Hybrid cascaded high step‐up DC/DC converter with continuous input current for renewable energy applications

Abstract

This study proposes a new structure of hybrid cascade coupled-inductor high step-up (HCCIHSU) DC/DC converter for renewable energy sources. The proposed topology can provide an ultra-high voltage gain under continuous input current and low voltage stress on semiconductor devices. This converter is a hybrid cascade connection of the boost and buck–boost converters. The HCCIHSU utilises a coupled-inductor (CI) and a voltage multiplier (VM) cell to enhance the voltage gain ratio as a semi-quadratic function. The magnetic energy of the leakage inductor of the CI is recycled to the VM capacitors that reduce the component voltage stress and improve the converter voltage gain.
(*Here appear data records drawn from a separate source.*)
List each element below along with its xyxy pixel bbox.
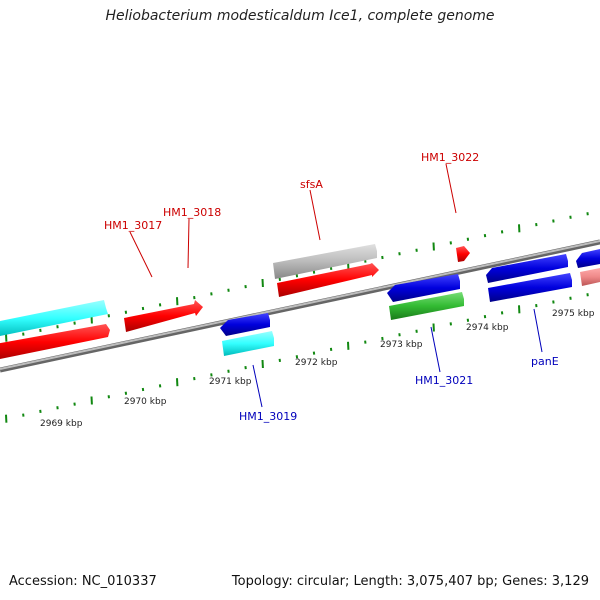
gene-label-hm1-3017[interactable]: HM1_3017 xyxy=(104,219,162,232)
hm1-3019-gene[interactable] xyxy=(220,313,270,336)
gene-feature[interactable] xyxy=(0,300,108,337)
gene-feature[interactable] xyxy=(0,324,110,360)
gene-label-hm1-3019[interactable]: HM1_3019 xyxy=(239,410,297,423)
genome-backbone xyxy=(0,239,600,373)
gene-label-hm1-3018[interactable]: HM1_3018 xyxy=(163,206,221,219)
scale-label: 2971 kbp xyxy=(209,377,252,387)
hm1-3019-gene[interactable] xyxy=(222,331,274,356)
label-leader-line xyxy=(430,326,441,373)
gene-label-sfsa[interactable]: sfsA xyxy=(300,178,323,191)
gene-feature[interactable] xyxy=(486,254,568,283)
scale-label: 2969 kbp xyxy=(40,419,83,429)
lower-scale-ticks xyxy=(5,293,589,423)
scale-label: 2973 kbp xyxy=(380,340,423,350)
gene-label-hm1-3022[interactable]: HM1_3022 xyxy=(421,151,479,164)
label-leader-line xyxy=(252,364,263,408)
map-title: Heliobacterium modesticaldum Ice1, compl… xyxy=(105,8,495,24)
sfsa-gene[interactable] xyxy=(273,244,377,279)
hm1-3021-gene[interactable] xyxy=(389,292,464,320)
label-leader-line xyxy=(533,308,543,353)
hm1-3021-gene[interactable] xyxy=(387,274,460,302)
gene-feature[interactable] xyxy=(580,268,600,286)
accession-text: Accession: NC_010337 xyxy=(9,574,157,589)
scale-label: 2972 kbp xyxy=(295,358,338,368)
gene-feature[interactable] xyxy=(576,249,600,268)
label-leader-line xyxy=(309,189,321,241)
gene-label-hm1-3021[interactable]: HM1_3021 xyxy=(415,374,473,387)
label-leader-line xyxy=(129,231,153,278)
scale-label: 2975 kbp xyxy=(552,309,595,319)
label-leader-line xyxy=(445,163,457,214)
scale-label: 2974 kbp xyxy=(466,323,509,333)
label-leader-line xyxy=(187,218,190,269)
hm1-3018-gene[interactable] xyxy=(124,300,203,332)
sfsa-gene[interactable] xyxy=(277,263,379,297)
scale-label: 2970 kbp xyxy=(124,397,167,407)
pane-gene[interactable] xyxy=(488,273,572,302)
gene-label-pane[interactable]: panE xyxy=(531,355,559,368)
hm1-3022-gene[interactable] xyxy=(456,246,470,262)
topology-text: Topology: circular; Length: 3,075,407 bp… xyxy=(231,574,589,589)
Additionally, the voltage stress on the main power switch is clamped by two passive clamp capacitors. Due to the very high voltage conversion ratio at a reduced turn's ratio, the maximum voltage stresses on the switches and diodes are significantly alleviated, which further improve the efficiency. In this study, detailed steady-state analysis and comparisons with other related converters are provided. Finally, a 160 W/200 V laboratory prototype is built with 24 V input voltage at a switching frequency of 50 kHz to verify the performance of the proposed converter.